The role of calmodulin-binding sites in the regulation of the Drosophila TRPL cation channel expressed in Xenopus laevis oocytes by Ca²⁺, inositol 1,4,5-trisphosphate and GTP-binding proteins: The role of calmodulin-binding sites in the regulation of the Drosophila TRPL cation channel expressed in Xenopus laevis oocytes by Ca²⁺, inositol 1,4,5-trisphosphate and GTP-binding proteins (Biochemical Journal (1998) 330 (1149-1158))
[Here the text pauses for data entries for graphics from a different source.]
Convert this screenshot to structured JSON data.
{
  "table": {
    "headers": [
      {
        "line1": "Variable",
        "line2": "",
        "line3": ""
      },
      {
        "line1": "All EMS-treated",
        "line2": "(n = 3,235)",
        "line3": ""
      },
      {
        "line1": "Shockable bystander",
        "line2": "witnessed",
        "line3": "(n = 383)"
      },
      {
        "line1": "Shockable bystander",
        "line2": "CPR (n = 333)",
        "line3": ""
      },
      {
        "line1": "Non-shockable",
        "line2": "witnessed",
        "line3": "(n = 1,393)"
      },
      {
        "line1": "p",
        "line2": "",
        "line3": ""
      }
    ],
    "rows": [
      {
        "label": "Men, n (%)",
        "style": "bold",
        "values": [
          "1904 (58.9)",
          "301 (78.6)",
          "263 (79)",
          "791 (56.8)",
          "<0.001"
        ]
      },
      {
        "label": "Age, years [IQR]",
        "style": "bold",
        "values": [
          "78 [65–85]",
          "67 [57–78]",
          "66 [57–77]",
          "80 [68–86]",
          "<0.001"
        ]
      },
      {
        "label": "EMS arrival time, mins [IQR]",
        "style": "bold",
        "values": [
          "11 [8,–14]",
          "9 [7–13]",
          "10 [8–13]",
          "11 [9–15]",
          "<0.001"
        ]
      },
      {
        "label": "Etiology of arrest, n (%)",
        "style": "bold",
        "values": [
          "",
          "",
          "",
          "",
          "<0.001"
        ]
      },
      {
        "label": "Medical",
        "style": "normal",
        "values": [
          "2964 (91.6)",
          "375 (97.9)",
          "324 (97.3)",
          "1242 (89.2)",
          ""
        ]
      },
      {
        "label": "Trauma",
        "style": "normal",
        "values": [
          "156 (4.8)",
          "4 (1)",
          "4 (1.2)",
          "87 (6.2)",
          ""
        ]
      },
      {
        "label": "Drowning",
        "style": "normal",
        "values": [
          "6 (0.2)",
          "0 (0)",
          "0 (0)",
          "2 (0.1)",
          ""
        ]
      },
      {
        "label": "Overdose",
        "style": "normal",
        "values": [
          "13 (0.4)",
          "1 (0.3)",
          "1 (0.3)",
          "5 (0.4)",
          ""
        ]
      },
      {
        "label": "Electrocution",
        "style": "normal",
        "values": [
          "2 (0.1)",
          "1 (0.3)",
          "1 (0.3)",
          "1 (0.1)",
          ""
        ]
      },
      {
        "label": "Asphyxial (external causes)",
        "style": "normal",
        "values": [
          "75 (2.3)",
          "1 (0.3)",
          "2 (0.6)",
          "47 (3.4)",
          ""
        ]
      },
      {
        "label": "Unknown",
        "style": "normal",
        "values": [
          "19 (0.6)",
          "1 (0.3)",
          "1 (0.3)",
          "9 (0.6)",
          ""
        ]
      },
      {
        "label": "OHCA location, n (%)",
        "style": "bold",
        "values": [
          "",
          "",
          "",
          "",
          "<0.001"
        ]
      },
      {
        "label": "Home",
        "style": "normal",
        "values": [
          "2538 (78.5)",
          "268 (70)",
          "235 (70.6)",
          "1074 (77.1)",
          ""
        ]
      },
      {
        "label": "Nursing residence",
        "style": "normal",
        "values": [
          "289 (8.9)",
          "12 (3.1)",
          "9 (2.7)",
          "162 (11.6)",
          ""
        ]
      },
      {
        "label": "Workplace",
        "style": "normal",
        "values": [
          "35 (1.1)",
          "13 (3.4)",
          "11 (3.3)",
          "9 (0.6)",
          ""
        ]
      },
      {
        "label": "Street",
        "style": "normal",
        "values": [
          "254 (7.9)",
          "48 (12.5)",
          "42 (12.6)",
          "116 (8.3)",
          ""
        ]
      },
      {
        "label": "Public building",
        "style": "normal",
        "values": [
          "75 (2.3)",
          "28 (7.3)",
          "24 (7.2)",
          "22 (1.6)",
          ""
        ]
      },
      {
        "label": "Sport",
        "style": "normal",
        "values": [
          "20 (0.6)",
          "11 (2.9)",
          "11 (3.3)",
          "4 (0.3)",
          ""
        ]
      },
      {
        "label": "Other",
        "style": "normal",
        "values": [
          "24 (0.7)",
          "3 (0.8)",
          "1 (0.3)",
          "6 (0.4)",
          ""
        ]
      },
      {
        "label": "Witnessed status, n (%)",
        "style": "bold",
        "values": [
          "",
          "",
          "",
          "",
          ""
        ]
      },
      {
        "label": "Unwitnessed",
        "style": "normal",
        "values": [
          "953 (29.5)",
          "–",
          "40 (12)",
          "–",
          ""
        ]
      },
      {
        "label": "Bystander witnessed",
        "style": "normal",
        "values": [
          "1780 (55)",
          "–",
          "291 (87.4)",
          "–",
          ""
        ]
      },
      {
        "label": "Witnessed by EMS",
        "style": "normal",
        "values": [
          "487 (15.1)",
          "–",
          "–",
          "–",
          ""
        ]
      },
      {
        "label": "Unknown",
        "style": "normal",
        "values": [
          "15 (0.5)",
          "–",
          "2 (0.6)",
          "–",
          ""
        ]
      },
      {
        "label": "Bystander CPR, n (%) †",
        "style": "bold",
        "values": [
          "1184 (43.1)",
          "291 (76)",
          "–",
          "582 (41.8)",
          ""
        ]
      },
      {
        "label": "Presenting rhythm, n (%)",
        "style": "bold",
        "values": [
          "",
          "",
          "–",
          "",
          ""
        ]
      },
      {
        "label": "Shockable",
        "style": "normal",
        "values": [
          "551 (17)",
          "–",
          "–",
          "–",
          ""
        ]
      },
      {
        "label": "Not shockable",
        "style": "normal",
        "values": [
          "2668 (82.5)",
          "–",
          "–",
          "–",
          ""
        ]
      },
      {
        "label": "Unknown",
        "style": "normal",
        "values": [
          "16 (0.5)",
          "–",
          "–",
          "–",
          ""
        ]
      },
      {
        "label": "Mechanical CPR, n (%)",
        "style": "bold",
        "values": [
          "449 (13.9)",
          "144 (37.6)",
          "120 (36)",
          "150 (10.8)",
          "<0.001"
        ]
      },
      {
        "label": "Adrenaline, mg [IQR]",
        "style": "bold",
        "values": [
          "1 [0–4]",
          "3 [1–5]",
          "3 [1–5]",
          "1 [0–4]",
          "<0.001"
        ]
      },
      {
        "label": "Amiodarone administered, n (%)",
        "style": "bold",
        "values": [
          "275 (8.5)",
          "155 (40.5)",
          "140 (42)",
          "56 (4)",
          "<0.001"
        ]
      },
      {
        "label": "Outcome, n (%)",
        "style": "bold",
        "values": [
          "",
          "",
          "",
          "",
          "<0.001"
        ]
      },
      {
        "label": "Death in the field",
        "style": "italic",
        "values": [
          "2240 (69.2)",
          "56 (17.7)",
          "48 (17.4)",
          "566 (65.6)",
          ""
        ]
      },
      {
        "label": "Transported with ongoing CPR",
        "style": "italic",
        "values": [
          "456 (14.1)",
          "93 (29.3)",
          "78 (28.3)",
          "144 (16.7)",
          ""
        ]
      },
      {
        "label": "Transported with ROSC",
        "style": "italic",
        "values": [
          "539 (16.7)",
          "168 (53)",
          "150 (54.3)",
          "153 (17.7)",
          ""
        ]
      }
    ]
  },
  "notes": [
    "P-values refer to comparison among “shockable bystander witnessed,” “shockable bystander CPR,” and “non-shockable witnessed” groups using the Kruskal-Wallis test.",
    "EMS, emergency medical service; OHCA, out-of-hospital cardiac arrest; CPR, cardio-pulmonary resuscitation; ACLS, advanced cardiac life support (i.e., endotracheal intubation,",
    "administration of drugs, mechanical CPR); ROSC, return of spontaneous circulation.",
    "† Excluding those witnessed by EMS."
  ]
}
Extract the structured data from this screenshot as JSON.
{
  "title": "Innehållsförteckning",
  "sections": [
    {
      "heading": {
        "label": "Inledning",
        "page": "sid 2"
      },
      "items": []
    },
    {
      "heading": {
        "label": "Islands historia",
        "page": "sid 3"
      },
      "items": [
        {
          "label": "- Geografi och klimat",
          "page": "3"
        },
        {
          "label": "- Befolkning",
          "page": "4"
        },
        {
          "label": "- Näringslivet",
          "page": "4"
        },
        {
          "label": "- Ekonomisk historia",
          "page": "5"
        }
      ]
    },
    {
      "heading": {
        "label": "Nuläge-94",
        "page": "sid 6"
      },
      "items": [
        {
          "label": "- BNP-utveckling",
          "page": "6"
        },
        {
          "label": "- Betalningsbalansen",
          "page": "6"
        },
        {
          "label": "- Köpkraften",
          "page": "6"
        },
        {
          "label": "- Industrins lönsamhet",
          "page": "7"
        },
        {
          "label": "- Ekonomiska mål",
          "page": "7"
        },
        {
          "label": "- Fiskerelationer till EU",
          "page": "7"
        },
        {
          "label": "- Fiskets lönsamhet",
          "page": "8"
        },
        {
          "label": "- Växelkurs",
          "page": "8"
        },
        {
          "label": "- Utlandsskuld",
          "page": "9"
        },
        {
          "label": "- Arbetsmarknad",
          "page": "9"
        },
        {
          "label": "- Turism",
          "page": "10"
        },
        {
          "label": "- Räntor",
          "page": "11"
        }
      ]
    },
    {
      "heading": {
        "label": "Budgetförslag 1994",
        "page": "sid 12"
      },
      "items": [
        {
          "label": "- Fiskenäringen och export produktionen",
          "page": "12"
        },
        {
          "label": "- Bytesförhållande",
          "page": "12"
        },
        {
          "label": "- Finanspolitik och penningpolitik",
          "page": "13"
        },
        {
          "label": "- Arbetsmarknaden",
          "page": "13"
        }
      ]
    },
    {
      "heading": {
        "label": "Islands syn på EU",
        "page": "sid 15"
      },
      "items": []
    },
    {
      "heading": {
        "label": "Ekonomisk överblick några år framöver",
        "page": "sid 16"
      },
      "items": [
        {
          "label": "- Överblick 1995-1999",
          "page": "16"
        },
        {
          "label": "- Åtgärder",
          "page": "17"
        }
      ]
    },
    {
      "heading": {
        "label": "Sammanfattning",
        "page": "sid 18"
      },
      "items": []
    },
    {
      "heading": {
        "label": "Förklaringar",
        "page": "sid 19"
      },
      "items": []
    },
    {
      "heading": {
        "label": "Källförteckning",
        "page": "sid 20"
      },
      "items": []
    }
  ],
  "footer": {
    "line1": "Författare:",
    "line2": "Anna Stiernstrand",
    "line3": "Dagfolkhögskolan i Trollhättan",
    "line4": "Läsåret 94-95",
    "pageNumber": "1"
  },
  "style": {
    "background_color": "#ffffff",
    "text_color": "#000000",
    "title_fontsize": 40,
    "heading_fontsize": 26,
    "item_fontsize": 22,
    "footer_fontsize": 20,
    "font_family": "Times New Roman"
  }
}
The roles of calmodulin-binding sites in the regulation by Ca²⁺, inositol 1,4,5-trisphosphate (InsP₃) and GTP-binding regulatory proteins (G-proteins) of the Drosophila melanogaster TRPL (transient-receptor-potential-like) non-specific Ca²⁺ channel were investigated. Wild-type TRPL protein and two mutant forms, TRPL (W713G) and TRPL (W814G), in which a key tryptophan residue in each of the two putative calmodulin-binding sites (Sites 1 and 2, respectively) was replaced by glycine, were expressed heterologously in Xenopus laevis oocytes. Immunofluorescence studies indicated that the expressed TRPL, TRPL (W713G) and TRPL (W814G) proteins are located at the plasma membrane. TRPL oocytes (oocytes injected with trpl cRNA) and TRPL (W814G) oocytes [oocytes injected with trpl (W814G) cRNA] exhibited substantially greater rates of basal (constitutive) Ca²⁺ inflow (measured using fluo-3 and the Ca²⁺ add-back protocol) than mock-injected oocytes (mock oocytes). In TRPL (W713G) oocytes, this difference was abolished. In TRPL and TRPL (W814G) [oocytes injected with trpl (W713G) cRNA], but not in TRPL (W713G) oocytes, basal Ca²⁺ inflow was inhibited by W13, an inhibitor of calmodulin action. Calmodulin (3 μM intracellular) inhibited basal Ca²⁺ inflow in TRPL but not in TRPL (W713G) or TRPL (W814G) oocytes. Staurosporin, an inhibitor of protein kinase C (PKC), inhibited, while PMA (an activator of PKC) stimulated, basal Ca²⁺ inflow in TRPL oocytes. In oocytes incubated in the presence of PMA (to suppress Ca²⁺ inflow through endogenous receptor-activated Ca²⁺ channels), the InsP₃-induced stimulation of Ca²⁺ inflow through TRPL channels was more clearly evident than in oocytes incubated in the absence of PMA. InsP₃ caused a significant stimulation of Mn²⁺ inflow in TRPL but not in mock oocytes. Rates of InsP₃-stimulated Ca²⁺ inflow through the TRPL, TRPL (W713G) and TRPL (W814G) channels were similar. The ability of GTPyS to stimulate Ca²⁺ inflow through TRPL channels was inhibited by 50% in TRPL (W713G) oocytes but was unaffected in TRPL (W814G) oocytes. It is concluded that, in the environment of the Xenopus oocyte, the Drosophila TRPL channel is activated by (a) interaction with Ca²⁺/calmodulin at calmodulin-binding Site 1; (b) PKC; (c) InsP₃ in a process that does not involve Ca²⁺ and calmodulin; and (d) a trimeric G-protein(s) through both a Ca²⁺/calmodulin-dependent and a Ca²⁺/calmodulin-independent mechanism.